Viktor Orban ’s nationalist Fidesz party won parliamentary elections with a landslide in 2010 and Mr. Orban set out to increase Hungarian ownership of the banking sector to at least 50%.

His administration imposed taxes and fees on the sector and demanded banks convert Swiss franc loans into local currency denominations. Foreign bank lending contracted for eight straight years through 2016, according to the Institute for International Finance, a banking trade association in Washington.
 
As foreign banks departed, the country’s economy minister, Mihaly Varga, told local reporters that the policy “boosts economic sovereignty.” A 2016 review by the IMF, while lauding Hungary’s rebound from the recession, said the government had simply shifted risks from private hands to the public sector, because the Hungarian government took big stakes in banks and other companies.

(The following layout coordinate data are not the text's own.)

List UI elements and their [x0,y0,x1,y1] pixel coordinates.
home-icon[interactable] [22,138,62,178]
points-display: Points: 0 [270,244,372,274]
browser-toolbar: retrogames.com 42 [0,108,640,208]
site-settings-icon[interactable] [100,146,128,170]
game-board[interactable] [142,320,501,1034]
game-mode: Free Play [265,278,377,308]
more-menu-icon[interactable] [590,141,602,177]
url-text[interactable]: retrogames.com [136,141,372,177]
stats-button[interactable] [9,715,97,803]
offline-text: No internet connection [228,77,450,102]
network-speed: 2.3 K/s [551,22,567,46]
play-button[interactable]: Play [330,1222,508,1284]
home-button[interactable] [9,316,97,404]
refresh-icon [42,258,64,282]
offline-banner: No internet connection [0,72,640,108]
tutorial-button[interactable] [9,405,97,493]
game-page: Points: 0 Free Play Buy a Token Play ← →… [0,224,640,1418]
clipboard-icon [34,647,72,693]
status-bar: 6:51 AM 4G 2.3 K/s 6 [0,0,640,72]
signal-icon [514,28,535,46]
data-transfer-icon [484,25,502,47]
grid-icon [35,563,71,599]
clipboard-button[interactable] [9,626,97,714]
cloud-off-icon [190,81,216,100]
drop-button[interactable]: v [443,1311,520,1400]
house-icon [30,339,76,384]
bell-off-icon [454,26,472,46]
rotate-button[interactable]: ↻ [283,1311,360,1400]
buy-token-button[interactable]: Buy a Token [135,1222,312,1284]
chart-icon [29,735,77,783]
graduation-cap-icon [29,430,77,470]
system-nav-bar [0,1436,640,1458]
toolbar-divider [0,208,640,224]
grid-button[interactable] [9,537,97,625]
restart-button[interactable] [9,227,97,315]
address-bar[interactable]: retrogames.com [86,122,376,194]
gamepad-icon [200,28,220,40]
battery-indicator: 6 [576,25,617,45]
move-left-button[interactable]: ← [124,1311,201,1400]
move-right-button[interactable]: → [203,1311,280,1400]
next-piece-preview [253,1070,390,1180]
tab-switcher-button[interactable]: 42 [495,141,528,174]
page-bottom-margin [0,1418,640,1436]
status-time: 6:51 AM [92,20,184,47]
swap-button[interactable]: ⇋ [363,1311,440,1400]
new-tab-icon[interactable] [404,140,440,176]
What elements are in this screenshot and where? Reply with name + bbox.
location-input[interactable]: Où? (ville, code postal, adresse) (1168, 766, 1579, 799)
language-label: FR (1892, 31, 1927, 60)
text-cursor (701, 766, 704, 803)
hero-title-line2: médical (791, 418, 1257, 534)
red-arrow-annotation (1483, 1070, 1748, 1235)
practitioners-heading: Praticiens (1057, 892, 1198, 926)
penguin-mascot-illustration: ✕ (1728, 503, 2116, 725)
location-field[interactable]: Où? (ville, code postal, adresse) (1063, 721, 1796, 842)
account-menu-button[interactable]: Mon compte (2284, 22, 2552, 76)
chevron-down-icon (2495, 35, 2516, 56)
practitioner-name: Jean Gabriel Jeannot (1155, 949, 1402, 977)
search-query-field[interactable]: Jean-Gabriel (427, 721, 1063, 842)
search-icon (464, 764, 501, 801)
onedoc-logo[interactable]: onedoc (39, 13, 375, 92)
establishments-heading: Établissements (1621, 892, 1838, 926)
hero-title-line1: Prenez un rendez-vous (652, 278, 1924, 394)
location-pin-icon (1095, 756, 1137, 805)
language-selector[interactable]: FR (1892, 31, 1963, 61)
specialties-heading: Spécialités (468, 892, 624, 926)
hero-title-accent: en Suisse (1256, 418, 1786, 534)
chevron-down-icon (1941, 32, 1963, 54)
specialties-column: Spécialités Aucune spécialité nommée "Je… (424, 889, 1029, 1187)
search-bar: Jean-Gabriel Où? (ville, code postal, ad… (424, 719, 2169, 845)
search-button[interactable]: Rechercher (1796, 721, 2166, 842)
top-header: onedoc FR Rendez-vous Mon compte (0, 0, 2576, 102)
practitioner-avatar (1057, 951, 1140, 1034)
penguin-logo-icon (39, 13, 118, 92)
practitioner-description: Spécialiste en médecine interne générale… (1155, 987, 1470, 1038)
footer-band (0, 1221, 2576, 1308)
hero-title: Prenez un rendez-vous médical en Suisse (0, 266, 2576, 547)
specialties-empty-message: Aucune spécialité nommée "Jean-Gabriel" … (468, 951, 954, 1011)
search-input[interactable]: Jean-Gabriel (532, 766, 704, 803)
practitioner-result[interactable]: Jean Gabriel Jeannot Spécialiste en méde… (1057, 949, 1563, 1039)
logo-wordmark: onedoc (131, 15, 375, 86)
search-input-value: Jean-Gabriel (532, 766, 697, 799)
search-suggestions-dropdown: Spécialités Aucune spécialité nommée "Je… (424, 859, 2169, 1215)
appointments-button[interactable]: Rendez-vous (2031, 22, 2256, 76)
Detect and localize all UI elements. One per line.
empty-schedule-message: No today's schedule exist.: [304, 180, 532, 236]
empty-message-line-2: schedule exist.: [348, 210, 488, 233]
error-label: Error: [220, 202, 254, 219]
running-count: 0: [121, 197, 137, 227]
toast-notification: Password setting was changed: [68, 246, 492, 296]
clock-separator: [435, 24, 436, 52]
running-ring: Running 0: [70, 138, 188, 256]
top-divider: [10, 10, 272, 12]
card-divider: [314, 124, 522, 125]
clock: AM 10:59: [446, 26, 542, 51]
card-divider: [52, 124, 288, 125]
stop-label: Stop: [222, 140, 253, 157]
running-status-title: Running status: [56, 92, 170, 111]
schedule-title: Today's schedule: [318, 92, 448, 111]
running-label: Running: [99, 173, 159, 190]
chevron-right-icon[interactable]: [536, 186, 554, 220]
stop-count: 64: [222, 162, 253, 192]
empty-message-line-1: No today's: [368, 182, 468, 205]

In wealthy nations, the big hope is that a reversal in globalization will lift wages of unskilled workers by reducing competition from low-wage nations. That hasn’t been the case so far.

Globally, wage growth slowed to an average 2.1% in the past five years, compared with 2.4% in the five years leading up to the 2007-2009 financial crisis, according to the International Labor Organization.

In the U.S., wages and salaries of workers rose 2% a year in the past five years. That’s down from 2.9% in the five years before the crisis.

That hasn’t stilled globalization’s many critics. “Globalization has made the financial elite who donate to politicians very, very wealthy,” Mr. Trump said last June at a Rust Belt stop in Pennsylvania, “but it has left millions of our workers with nothing but poverty and heartache.”